Hakim Bey a puisé, de son aveu même, l’idée de TAZ dans trois sources : « l’histoire des pirates du XVIIe siècle et des enclaves autonomes qui leur servaient de ports de base, utopies qu’il nomme ‶colonies pirates″ ; les Haschischins du Moyen-Âge[2] ; enfin, la science-fiction et le courant cyberpunk » (p. 16). C’est par un jeu de collages, de patchwork que la TAZ voit le jour, et par un même jeu qu’elle peut petit à petit « parasiter la société » (p. 20). Faisant parler Hakim Bey grâce à un artifice original[3], Dominique Lestel nous dit que le penseur « rejette l’objection selon laquelle on ne peut pas être libre tant que toutes les créatures sensibles du monde du monde ne le sont pas » (p. 20), en contrepied à une grande part de la tradition socialiste[4]. La liberté apparaît comme non pas donnée ou conquise une fois pour toutes, mais éminemment située voire précaire. Il existe des degrés de liberté ; les zones d’autonomie temporaires étant des espaces dans lesquels on tente, collectivement, et selon la formule de Nietzsche, de « se créer liberté »[5]. Contre ceux qui pensent qu’on émancipe les individus en émancipant la société entière, Bey considère qu’on ne peut libérer la société qu’en libérant les individus, ou plutôt, qu’en se libérant soi-même dans des micros-émancipations situées dans de multiples TAZ. Cette démarche est donc anti révolutionnaire : pas de lendemains qui chantent.

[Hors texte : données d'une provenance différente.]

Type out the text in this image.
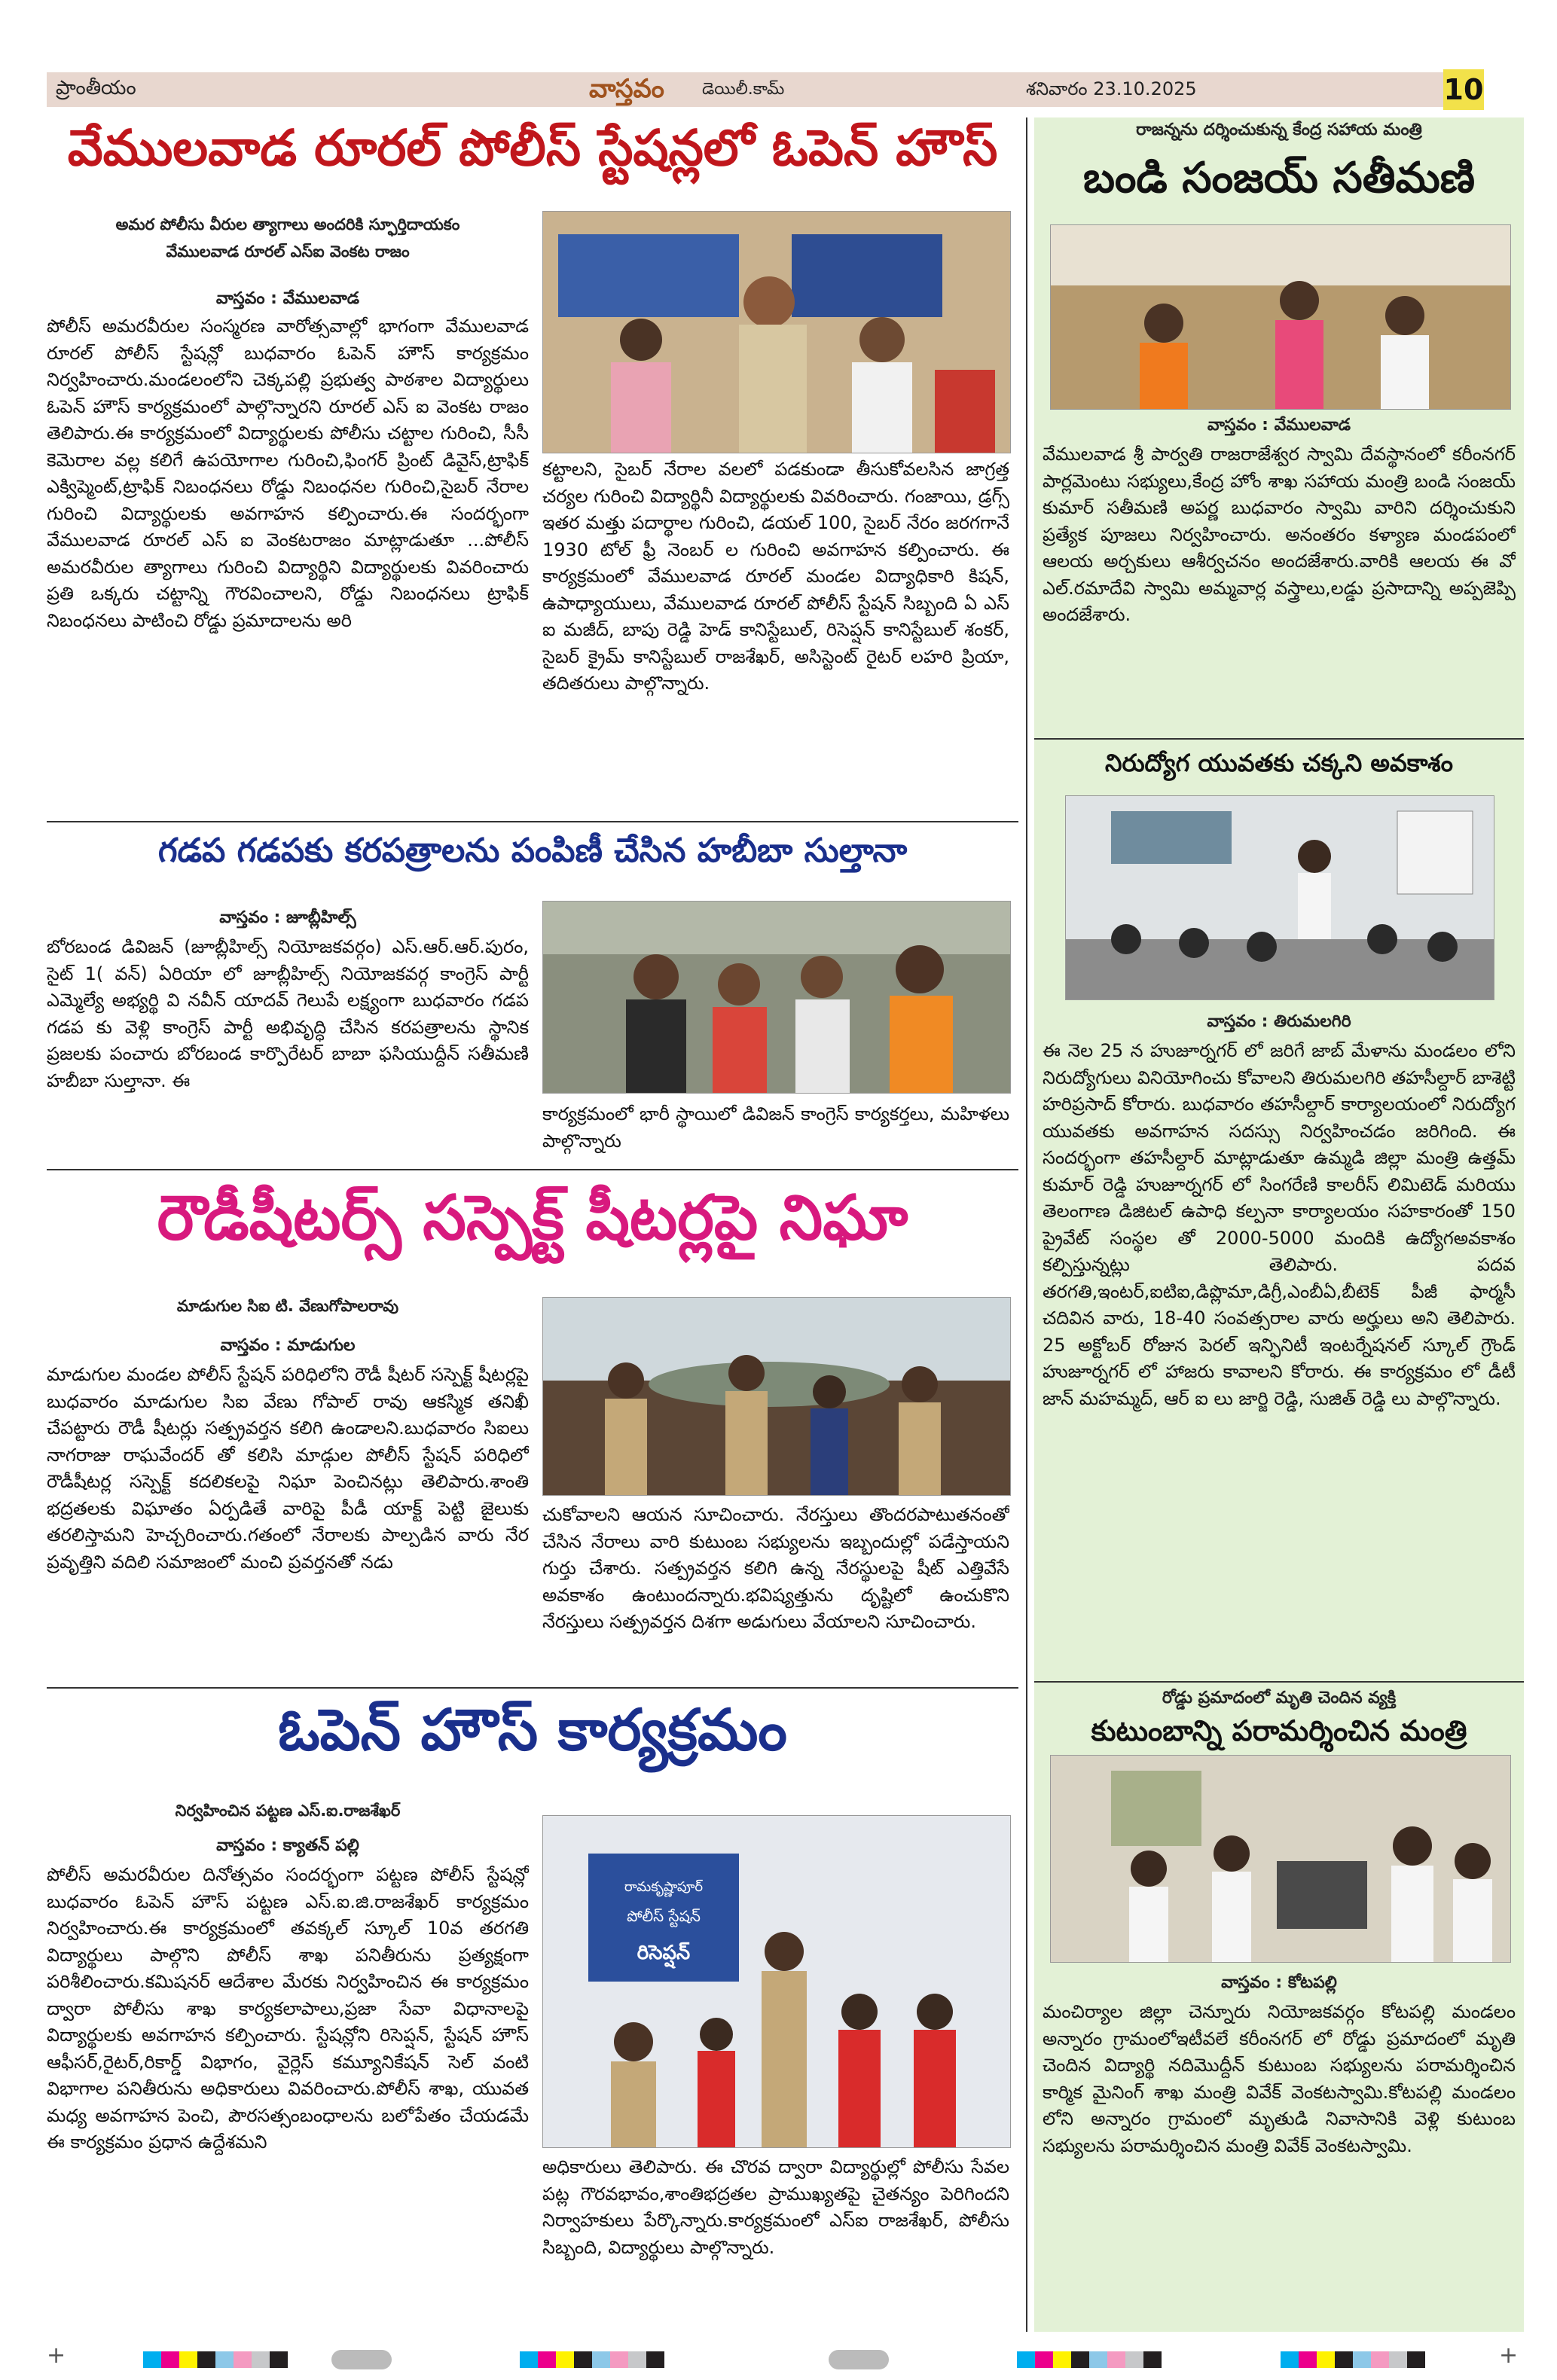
ప్రాంతీయం	వాస్తవం డెయిలీ.కామ్	శనివారం 23.10.2025	10
వేములవాడ రూరల్ పోలీస్ స్టేషన్లలో ఓపెన్ హౌస్
అమర పోలీసు వీరుల త్యాగాలు అందరికి స్ఫూర్తిదాయకం
వేములవాడ రూరల్ ఎస్ఐ వెంకట రాజం
వాస్తవం : వేములవాడ
పోలీస్ అమరవీరుల సంస్మరణ వారోత్సవాల్లో భాగంగా వేములవాడ రూరల్ పోలీస్ స్టేషన్లో బుధవారం ఓపెన్ హౌస్ కార్యక్రమం నిర్వహించారు.మండలంలోని చెక్కపల్లి ప్రభుత్వ పాఠశాల విద్యార్థులు ఓపెన్ హౌస్ కార్యక్రమంలో పాల్గొన్నారని రూరల్ ఎస్ ఐ వెంకట రాజం తెలిపారు.ఈ కార్యక్రమంలో విద్యార్థులకు పోలీసు చట్టాల గురించి, సీసీ కెమెరాల వల్ల కలిగే ఉపయోగాల గురించి,ఫింగర్ ప్రింట్ డివైస్,ట్రాఫిక్ ఎక్విప్మెంట్,ట్రాఫిక్ నిబంధనలు రోడ్డు నిబంధనల గురించి,సైబర్ నేరాల గురించి విద్యార్థులకు అవగాహన కల్పించారు.ఈ సందర్భంగా వేములవాడ రూరల్ ఎస్ ఐ వెంకటరాజం మాట్లాడుతూ ...పోలీస్ అమరవీరుల త్యాగాలు గురించి విద్యార్థిని విద్యార్థులకు వివరించారు ప్రతి ఒక్కరు చట్టాన్ని గౌరవించాలని, రోడ్డు నిబంధనలు ట్రాఫిక్ నిబంధనలు పాటించి రోడ్డు ప్రమాదాలను అరి
కట్టాలని, సైబర్ నేరాల వలలో పడకుండా తీసుకోవలసిన జాగ్రత్త చర్యల గురించి విద్యార్థినీ విద్యార్థులకు వివరించారు. గంజాయి, డ్రగ్స్ ఇతర మత్తు పదార్థాల గురించి, డయల్ 100, సైబర్ నేరం జరగగానే 1930 టోల్ ఫ్రీ నెంబర్ ల గురించి అవగాహన కల్పించారు. ఈ కార్యక్రమంలో వేములవాడ రూరల్ మండల విద్యాధికారి కిషన్, ఉపాధ్యాయులు, వేములవాడ రూరల్ పోలీస్ స్టేషన్ సిబ్బంది ఏ ఎస్ ఐ మజీద్, బాపు రెడ్డి హెడ్ కానిస్టేబుల్, రిసెప్షన్ కానిస్టేబుల్ శంకర్, సైబర్ క్రైమ్ కానిస్టేబుల్ రాజశేఖర్, అసిస్టెంట్ రైటర్ లహరి ప్రియా, తదితరులు పాల్గొన్నారు.
గడప గడపకు కరపత్రాలను పంపిణీ చేసిన హబీబా సుల్తానా
వాస్తవం : జూబ్లీహిల్స్
బోరబండ డివిజన్ (జూబ్లీహిల్స్ నియోజకవర్గం) ఎస్.ఆర్.ఆర్.పురం, సైట్ 1( వన్) ఏరియా లో జూబ్లీహిల్స్ నియోజకవర్గ కాంగ్రెస్ పార్టీ ఎమ్మెల్యే అభ్యర్థి వి నవీన్ యాదవ్ గెలుపే లక్ష్యంగా బుధవారం గడప గడప కు వెళ్లి కాంగ్రెస్ పార్టీ అభివృద్ధి చేసిన కరపత్రాలను స్థానిక ప్రజలకు పంచారు బోరబండ కార్పొరేటర్ బాబా ఫసియుద్దీన్ సతీమణి హబీబా సుల్తానా. ఈ
కార్యక్రమంలో భారీ స్థాయిలో డివిజన్ కాంగ్రెస్ కార్యకర్తలు, మహిళలు పాల్గొన్నారు
రౌడీషీటర్స్ సస్పెక్ట్ షీటర్లపై నిఘా
మాడుగుల సిఐ టి. వేణుగోపాలరావు
వాస్తవం : మాడుగుల
మాడుగుల మండల పోలీస్ స్టేషన్ పరిధిలోని రౌడీ షీటర్ సస్పెక్ట్ షీటర్లపై బుధవారం మాడుగుల సిఐ వేణు గోపాల్ రావు ఆకస్మిక తనిఖీ చేపట్టారు రౌడీ షీటర్లు సత్ప్రవర్తన కలిగి ఉండాలని.బుధవారం సిఐలు నాగరాజు రాఘవేందర్ తో కలిసి మాడ్గుల పోలీస్ స్టేషన్ పరిధిలో రౌడీషీటర్ల సస్పెక్ట్ కదలికలపై నిఘా పెంచినట్లు తెలిపారు.శాంతి భద్రతలకు విఘాతం ఏర్పడితే వారిపై పీడీ యాక్ట్ పెట్టి జైలుకు తరలిస్తామని హెచ్చరించారు.గతంలో నేరాలకు పాల్పడిన వారు నేర ప్రవృత్తిని వదిలి సమాజంలో మంచి ప్రవర్తనతో నడు
చుకోవాలని ఆయన సూచించారు. నేరస్తులు తొందరపాటుతనంతో చేసిన నేరాలు వారి కుటుంబ సభ్యులను ఇబ్బందుల్లో పడేస్తాయని గుర్తు చేశారు. సత్ప్రవర్తన కలిగి ఉన్న నేరస్థులపై షీట్ ఎత్తివేసే అవకాశం ఉంటుందన్నారు.భవిష్యత్తును దృష్టిలో ఉంచుకొని నేరస్తులు సత్ప్రవర్తన దిశగా అడుగులు వేయాలని సూచించారు.
ఓపెన్ హౌస్ కార్యక్రమం
నిర్వహించిన పట్టణ ఎస్.ఐ.రాజశేఖర్
వాస్తవం : క్యాతన్ పల్లి
పోలీస్ అమరవీరుల దినోత్సవం సందర్భంగా పట్టణ పోలీస్ స్టేషన్లో బుధవారం ఓపెన్ హౌస్ పట్టణ ఎస్.ఐ.జి.రాజశేఖర్ కార్యక్రమం నిర్వహించారు.ఈ కార్యక్రమంలో తవక్కల్ స్కూల్ 10వ తరగతి విద్యార్థులు పాల్గొని పోలీస్ శాఖ పనితీరును ప్రత్యక్షంగా పరిశీలించారు.కమిషనర్ ఆదేశాల మేరకు నిర్వహించిన ఈ కార్యక్రమం ద్వారా పోలీసు శాఖ కార్యకలాపాలు,ప్రజా సేవా విధానాలపై విద్యార్థులకు అవగాహన కల్పించారు. స్టేషన్లోని రిసెప్షన్, స్టేషన్ హౌస్ ఆఫీసర్,రైటర్,రికార్డ్ విభాగం, వైర్లెస్ కమ్యూనికేషన్ సెల్ వంటి విభాగాల పనితీరును అధికారులు వివరించారు.పోలీస్ శాఖ, యువత మధ్య అవగాహన పెంచి, పౌరసత్సంబంధాలను బలోపేతం చేయడమే ఈ కార్యక్రమం ప్రధాన ఉద్దేశమని
రామకృష్ణాపూర్
పోలీస్ స్టేషన్
రిసెప్షన్
అధికారులు తెలిపారు. ఈ చొరవ ద్వారా విద్యార్థుల్లో పోలీసు సేవల పట్ల గౌరవభావం,శాంతిభద్రతల ప్రాముఖ్యతపై చైతన్యం పెరిగిందని నిర్వాహకులు పేర్కొన్నారు.కార్యక్రమంలో ఎస్ఐ రాజశేఖర్, పోలీసు సిబ్బంది, విద్యార్థులు పాల్గొన్నారు.
రాజన్నను దర్శించుకున్న కేంద్ర సహాయ మంత్రి
బండి సంజయ్ సతీమణి
వాస్తవం : వేములవాడ
వేములవాడ శ్రీ పార్వతి రాజరాజేశ్వర స్వామి దేవస్థానంలో కరీంనగర్ పార్లమెంటు సభ్యులు,కేంద్ర హోం శాఖ సహాయ మంత్రి బండి సంజయ్ కుమార్ సతీమణి అపర్ణ బుధవారం స్వామి వారిని దర్శించుకుని ప్రత్యేక పూజలు నిర్వహించారు. అనంతరం కళ్యాణ మండపంలో ఆలయ అర్చకులు ఆశీర్వచనం అందజేశారు.వారికి ఆలయ ఈ వో ఎల్.రమాదేవి స్వామి అమ్మవార్ల వస్త్రాలు,లడ్డు ప్రసాదాన్ని అప్పజెప్పి అందజేశారు.
నిరుద్యోగ యువతకు చక్కని అవకాశం
వాస్తవం : తిరుమలగిరి
ఈ నెల 25 న హుజూర్నగర్ లో జరిగే జాబ్ మేళాను మండలం లోని నిరుద్యోగులు వినియోగించు కోవాలని తిరుమలగిరి తహసీల్దార్ బాశెట్టి హరిప్రసాద్ కోరారు. బుధవారం తహసీల్దార్ కార్యాలయంలో నిరుద్యోగ యువతకు అవగాహన సదస్సు నిర్వహించడం జరిగింది. ఈ సందర్భంగా తహసీల్దార్ మాట్లాడుతూ ఉమ్మడి జిల్లా మంత్రి ఉత్తమ్ కుమార్ రెడ్డి హుజూర్నగర్ లో సింగరేణి కాలరీస్ లిమిటెడ్ మరియు తెలంగాణ డిజిటల్ ఉపాధి కల్పనా కార్యాలయం సహకారంతో 150 ప్రైవేట్ సంస్థల తో 2000-5000 మందికి ఉద్యోగఅవకాశం కల్పిస్తున్నట్లు తెలిపారు. పదవ తరగతి,ఇంటర్,ఐటిఐ,డిప్లొమా,డిగ్రీ,ఎంబీఏ,బీటెక్ పీజీ ఫార్మసీ చదివిన వారు, 18-40 సంవత్సరాల వారు అర్హులు అని తెలిపారు. 25 అక్టోబర్ రోజున పెరల్ ఇన్ఫినిటీ ఇంటర్నేషనల్ స్కూల్ గ్రౌండ్ హుజూర్నగర్ లో హాజరు కావాలని కోరారు. ఈ కార్యక్రమం లో డీటీ జాన్ మహమ్మద్, ఆర్ ఐ లు జార్జి రెడ్డి, సుజిత్ రెడ్డి లు పాల్గొన్నారు.
రోడ్డు ప్రమాదంలో మృతి చెందిన వ్యక్తి
కుటుంబాన్ని పరామర్శించిన మంత్రి
వాస్తవం : కోటపల్లి
మంచిర్యాల జిల్లా చెన్నూరు నియోజకవర్గం కోటపల్లి మండలం అన్నారం గ్రామంలోఇటీవలే కరీంనగర్ లో రోడ్డు ప్రమాదంలో మృతి చెందిన విద్యార్థి నదిమొద్దీన్ కుటుంబ సభ్యులను పరామర్శించిన కార్మిక మైనింగ్ శాఖ మంత్రి వివేక్ వెంకటస్వామి.కోటపల్లి మండలం లోని అన్నారం గ్రామంలో మృతుడి నివాసానికి వెళ్లి కుటుంబ సభ్యులను పరామర్శించిన మంత్రి వివేక్ వెంకటస్వామి.
+	+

Il n’y a pas de possibilité crédible de se battre à l’échelle macroscopique contre l’Etat ou de néolibéralisme. « Le combat s’annonce perdu d’avance, il ne produirait que des martyrs sacrifiés pour rien » (p. 30). La force armée est trop grande, il faut plutôt recourir à une « guérilla qui libère une ‶zone″ temporelle, géographique ou même imaginative » (p. 30), une guérilla qui ne soit pas essentiellement guerrière mais qui prône le « retournement des règles » (p. 32) qui ont assuré le contrôle de l’Etat pour retourner sa propre force contre lui, et qui culmine dans une tactique de l’« invisibilité » (p. 32). « Dans une TAZ », écrit Lestel, « une tactique de la disparition se superpose à une tactique de l’invisibilité et de la furtivité » (p. 33). Être furtif, invisible, c’est-à-dire se rendre insaisissable, ne plus être là où les forces étatiques nous attendent. Il s’agit alors de procéder à un « parasitage du quotidien » (p. 35). Ce repli, on le voit, n’a rien à voir avec le fatalisme idiot du développement personnel et de ses avatars, qui considèrent qu’il faut se retrancher sur son petit bonheur personnel et ne pas chercher à affronter un monde étatique et (néo)libéral trop fort, et qu’il faut au contraire se fondre en lui, s’y adapter pour s’y épanouir. A l’inverse, la perspective anarchiste d’Hakim Bey est à la fois toujours collective et défensive, la TAZ prend certes acte de ce que les forces de répression sont immenses, mais qu’il existe des espaces de résistance à inventer, à créer et recréer. En cela, elle a une dimension critique et subversive essentielle.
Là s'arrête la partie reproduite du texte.